Court orders two Cebu doctors to pay P1.3 M for death of child
October 9, 2007 · Leave a Comment
By MARS W. MOSQUEDA JR.
November 24, 2004
CEBU CITY — After 12 years of fighting in court, the family of an eight-year-old boy here finally got the justice they wanted when the court found two doctors guilty of gross negligence that allegedly resulted in the death of the child.
The Regional Trial Court (RTC) here convicted Dr. Carlos Gerona, attending physician, and Dr. Vicente Jabagat, anesthesiologist, in connection with the death of Allen Key Bontilao and ordered them to pay the victim’s family over R1.3 million in damages.
The civil case was filed by Allen Key’s parents, Alfredo Bontilao and Shirlena Limotan Bontilao.
Gerona and Jabagat were previously acquitted of the criminal and administrative charges. However, RTC 6 Judge Anacleto L. Caminade found them guilty of negligence so "gross that it amounted to bad faith."
Caminade cited Section 2176 of the Civil Code, which provides that whoever, by act or omission, causes damage to another through fault or negligence should pay for the damage done.
Court records show that Allen Key was a healthy boy. He fell at the poultry house of his parents on Dec. 27, 1991 and suffered a bone fracture in his right wrist.

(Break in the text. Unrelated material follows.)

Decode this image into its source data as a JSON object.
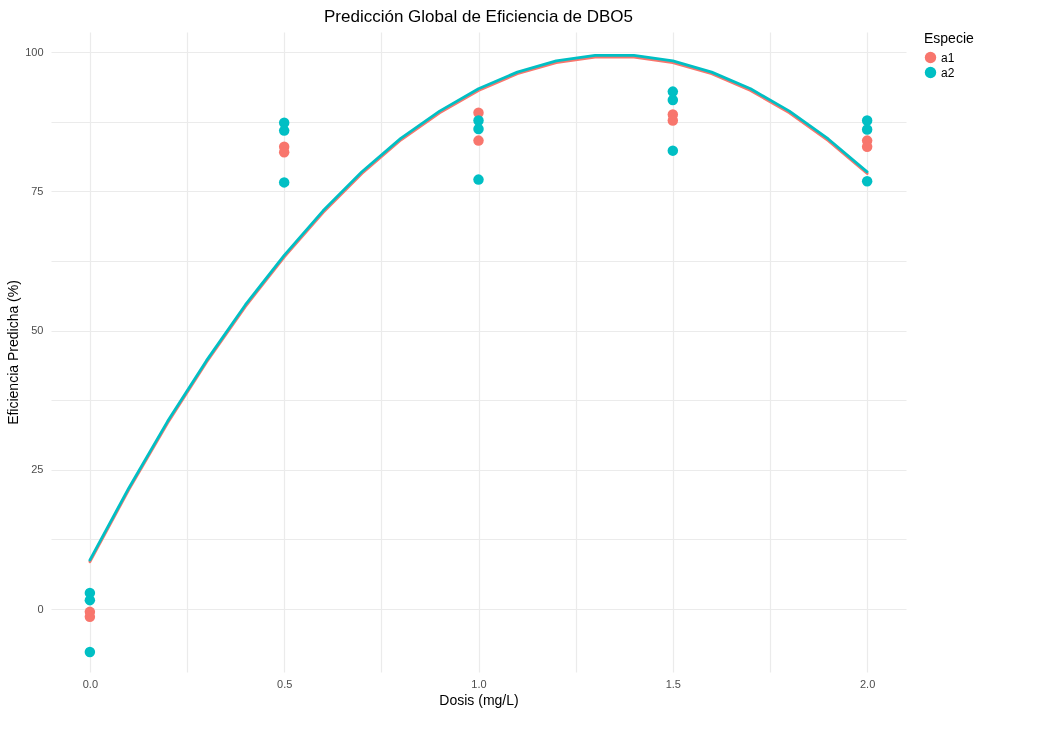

The boy died of asphyxia as he was undergoing surgery at the Gullas College of Medicine on June 24, 1992 after he was allegedly given the wrong anesthesia.

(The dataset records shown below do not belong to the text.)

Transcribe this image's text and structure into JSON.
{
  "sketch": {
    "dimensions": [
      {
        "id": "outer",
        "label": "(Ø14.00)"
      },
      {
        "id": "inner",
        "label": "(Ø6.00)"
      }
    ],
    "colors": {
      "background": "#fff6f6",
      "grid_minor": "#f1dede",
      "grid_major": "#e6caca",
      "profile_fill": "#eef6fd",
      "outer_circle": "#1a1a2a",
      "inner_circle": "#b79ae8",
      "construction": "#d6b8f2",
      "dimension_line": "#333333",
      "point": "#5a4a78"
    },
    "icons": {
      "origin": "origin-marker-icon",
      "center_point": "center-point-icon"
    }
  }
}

Sherlina, a clerk of Gullas College of Medicine, was at the operating room and witnessed what transpired. She saw Jabagat administer the anesthetic in the presence of Gerona.
When Allen Key became unconscious after receiving the anesthesia, Jabagat tried to intubate the boy for ventilation for five minutes but failed. Blood oozed from the boy’s mouth. The next thing she knew, Allen Key was dead.
An autopsy conducted by the National Bureau of Investigation (NBI) on the body showed that the boy died of asphyxia due to congestion and edema of the epiglottis. In layman’s terms, Allen Key died because his lungs collapsed.
The court stated that no one gave a credible explanation on how an operation for a bone fracture could result in death. The nature of the injury normally wouldn’t cause death unless the doctors were negligent, the court said.